With rising uncertainty, Langdon shut down the computer and closed the lid. He was about to leave when something caught his eye. On the corner of Sienna’s desk, atop a stack of old medical journals and papers, sat a Polaroid photograph. The snapshot was of Sienna Brooks and her bearded doctor colleague, laughing together in a hospital hallway.
Dr. Marconi, Langdon thought, racked with guilt as he picked up the photo and studied it.

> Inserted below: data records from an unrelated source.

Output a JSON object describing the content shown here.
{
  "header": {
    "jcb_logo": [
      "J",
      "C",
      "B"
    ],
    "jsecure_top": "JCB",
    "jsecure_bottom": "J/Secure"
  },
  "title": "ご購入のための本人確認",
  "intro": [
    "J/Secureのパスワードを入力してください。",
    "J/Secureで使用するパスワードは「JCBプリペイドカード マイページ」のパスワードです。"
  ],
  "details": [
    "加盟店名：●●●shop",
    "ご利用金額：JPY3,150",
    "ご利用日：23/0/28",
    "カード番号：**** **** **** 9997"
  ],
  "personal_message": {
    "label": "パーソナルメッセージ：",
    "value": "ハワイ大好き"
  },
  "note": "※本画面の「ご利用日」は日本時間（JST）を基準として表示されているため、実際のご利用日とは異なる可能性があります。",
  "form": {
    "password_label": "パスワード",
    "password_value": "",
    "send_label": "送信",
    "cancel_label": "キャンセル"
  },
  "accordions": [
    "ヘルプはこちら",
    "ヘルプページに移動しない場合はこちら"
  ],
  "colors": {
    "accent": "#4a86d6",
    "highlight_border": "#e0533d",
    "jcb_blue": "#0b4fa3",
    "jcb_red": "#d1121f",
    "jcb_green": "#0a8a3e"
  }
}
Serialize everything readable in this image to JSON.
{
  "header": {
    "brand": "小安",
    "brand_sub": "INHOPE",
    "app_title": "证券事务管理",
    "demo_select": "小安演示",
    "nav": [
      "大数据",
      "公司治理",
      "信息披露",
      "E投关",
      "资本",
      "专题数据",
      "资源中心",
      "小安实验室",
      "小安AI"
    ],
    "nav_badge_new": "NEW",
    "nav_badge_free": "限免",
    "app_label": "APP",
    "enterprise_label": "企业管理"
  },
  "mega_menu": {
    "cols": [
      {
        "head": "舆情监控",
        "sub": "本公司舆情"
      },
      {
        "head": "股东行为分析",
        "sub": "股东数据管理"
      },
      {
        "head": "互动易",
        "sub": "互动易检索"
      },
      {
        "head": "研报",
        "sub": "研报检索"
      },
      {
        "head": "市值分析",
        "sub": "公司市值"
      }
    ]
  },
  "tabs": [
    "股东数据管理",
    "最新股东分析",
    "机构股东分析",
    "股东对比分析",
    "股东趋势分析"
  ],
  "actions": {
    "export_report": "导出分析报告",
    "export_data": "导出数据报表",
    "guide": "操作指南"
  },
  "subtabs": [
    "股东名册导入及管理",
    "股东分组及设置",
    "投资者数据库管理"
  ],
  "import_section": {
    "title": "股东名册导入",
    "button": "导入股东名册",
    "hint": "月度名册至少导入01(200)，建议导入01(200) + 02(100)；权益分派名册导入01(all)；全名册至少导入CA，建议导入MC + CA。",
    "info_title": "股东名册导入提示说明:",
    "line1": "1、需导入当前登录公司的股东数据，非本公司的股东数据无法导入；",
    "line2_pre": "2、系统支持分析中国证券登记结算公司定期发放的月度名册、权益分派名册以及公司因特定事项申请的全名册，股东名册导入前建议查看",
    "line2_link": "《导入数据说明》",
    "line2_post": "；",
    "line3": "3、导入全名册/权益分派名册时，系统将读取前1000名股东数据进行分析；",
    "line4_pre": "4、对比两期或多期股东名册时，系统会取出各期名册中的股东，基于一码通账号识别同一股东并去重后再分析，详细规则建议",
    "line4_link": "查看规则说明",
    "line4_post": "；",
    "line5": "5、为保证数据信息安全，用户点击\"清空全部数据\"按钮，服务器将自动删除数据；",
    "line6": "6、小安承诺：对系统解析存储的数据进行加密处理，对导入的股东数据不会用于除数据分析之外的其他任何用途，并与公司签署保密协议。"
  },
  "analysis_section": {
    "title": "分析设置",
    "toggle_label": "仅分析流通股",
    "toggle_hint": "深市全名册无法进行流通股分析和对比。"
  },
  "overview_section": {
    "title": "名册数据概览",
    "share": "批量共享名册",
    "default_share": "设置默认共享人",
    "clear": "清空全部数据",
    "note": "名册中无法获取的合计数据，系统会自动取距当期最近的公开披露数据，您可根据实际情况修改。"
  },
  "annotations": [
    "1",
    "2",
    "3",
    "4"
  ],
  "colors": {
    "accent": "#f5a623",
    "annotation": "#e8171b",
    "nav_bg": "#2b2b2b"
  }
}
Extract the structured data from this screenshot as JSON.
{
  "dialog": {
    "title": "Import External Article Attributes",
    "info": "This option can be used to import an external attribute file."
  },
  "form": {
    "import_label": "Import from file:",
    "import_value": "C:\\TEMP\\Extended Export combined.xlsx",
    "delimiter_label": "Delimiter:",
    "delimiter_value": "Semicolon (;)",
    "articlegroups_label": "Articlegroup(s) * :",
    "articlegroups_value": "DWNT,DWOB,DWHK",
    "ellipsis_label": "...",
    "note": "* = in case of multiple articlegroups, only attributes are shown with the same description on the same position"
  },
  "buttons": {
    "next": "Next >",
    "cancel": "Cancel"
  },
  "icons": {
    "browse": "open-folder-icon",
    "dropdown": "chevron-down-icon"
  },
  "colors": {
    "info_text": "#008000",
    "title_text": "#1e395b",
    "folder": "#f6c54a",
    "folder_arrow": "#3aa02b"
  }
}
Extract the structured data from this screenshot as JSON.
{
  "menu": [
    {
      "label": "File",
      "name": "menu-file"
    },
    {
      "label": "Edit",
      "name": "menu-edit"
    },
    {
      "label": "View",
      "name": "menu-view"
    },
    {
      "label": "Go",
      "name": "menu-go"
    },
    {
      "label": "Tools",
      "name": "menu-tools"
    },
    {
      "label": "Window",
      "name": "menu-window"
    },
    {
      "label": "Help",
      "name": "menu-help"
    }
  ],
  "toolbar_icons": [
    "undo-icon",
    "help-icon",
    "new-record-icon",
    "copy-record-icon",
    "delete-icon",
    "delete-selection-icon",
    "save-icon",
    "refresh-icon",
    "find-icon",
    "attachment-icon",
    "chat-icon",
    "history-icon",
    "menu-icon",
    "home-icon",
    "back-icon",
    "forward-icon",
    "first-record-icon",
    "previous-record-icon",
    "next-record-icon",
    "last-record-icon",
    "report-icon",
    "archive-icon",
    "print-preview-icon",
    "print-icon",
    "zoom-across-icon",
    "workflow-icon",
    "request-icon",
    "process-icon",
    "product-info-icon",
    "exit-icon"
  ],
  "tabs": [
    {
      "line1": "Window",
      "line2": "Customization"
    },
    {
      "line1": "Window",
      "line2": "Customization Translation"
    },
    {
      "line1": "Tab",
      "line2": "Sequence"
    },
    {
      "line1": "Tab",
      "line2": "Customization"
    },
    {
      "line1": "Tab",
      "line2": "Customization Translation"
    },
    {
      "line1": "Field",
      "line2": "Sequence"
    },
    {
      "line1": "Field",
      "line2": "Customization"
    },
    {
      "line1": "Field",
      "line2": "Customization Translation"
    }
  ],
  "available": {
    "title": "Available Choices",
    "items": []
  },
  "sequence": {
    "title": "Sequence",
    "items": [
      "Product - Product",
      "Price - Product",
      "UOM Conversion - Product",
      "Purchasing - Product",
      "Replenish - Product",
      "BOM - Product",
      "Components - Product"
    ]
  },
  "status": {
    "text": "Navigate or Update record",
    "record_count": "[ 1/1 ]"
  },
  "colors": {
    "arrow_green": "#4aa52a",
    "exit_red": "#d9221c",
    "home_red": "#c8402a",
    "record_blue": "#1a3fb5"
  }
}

As Langdon replaced the photo on the stack of books, he noticed with surprise the yellow booklet on top—a tattered playbill from the London Globe Theatre. According to the cover, it was for a production of Shakespeare’s A Midsummer Night’s Dream … staged nearly twenty-five years ago.
Scrawled across the top of the playbill was a handwritten message in Magic Marker: Sweetheart, never forget you’re a miracle.
Langdon picked up the playbill, and a stack of press clippings fell out onto the desk. He quickly tried to replace them, but as he opened the booklet to the weathered page where the clippings had been, he stopped short.
He was staring at a cast photo of the child actor portraying Shakespeare’s mischievous sprite Puck. The photo showed a young girl who could not have been more than five, her blond hair in a familiar ponytail.
The text below her photo read: A star is born.
The bio was a gushing account of a child theater prodigy—Sienna Brooks—with an off-the-chart IQ, who had, in a single night, memorized every character’s lines and, during initial rehearsals, often cued her fellow cast members. Among this five-year-old’s hobbies were violin, chess, biology, and chemistry. The child of a wealthy couple in the London suburb of Blackheath, the girl was already a celebrity in scientific circles; at the age of four, she had beat a chess grand master at his own game and was reading in three languages.
My God, Langdon thought. Sienna. That explains a few things.
Langdon recalled one of Harvard’s most famous graduates had been a child prodigy named Saul Kripke, who at the age of six had taught himself Hebrew and read all of the works of Descartes by the age of twelve. More recently, Langdon recalled reading about a young phenom named Moshe Kai Cavalin, who, at age eleven, had earned a college degree with a 4.0 grade-point average and won a national title in martial arts, and, at fourteen, published a book titled We Can Do.
Langdon picked up another press clipping, a newspaper article with a photo of Sienna at age seven: CHILD GENIUS DISPLAYS 208 IQ.
Langdon had been unaware that IQs even went that high. According to the article, Sienna Brooks was a virtuoso violinist, could master a new language in a month, and was teaching herself anatomy and physiology.
He looked at another clipping from a medical journal: THE FUTURE OF THOUGHT: NOT ALL MINDS ARE CREATED EQUAL.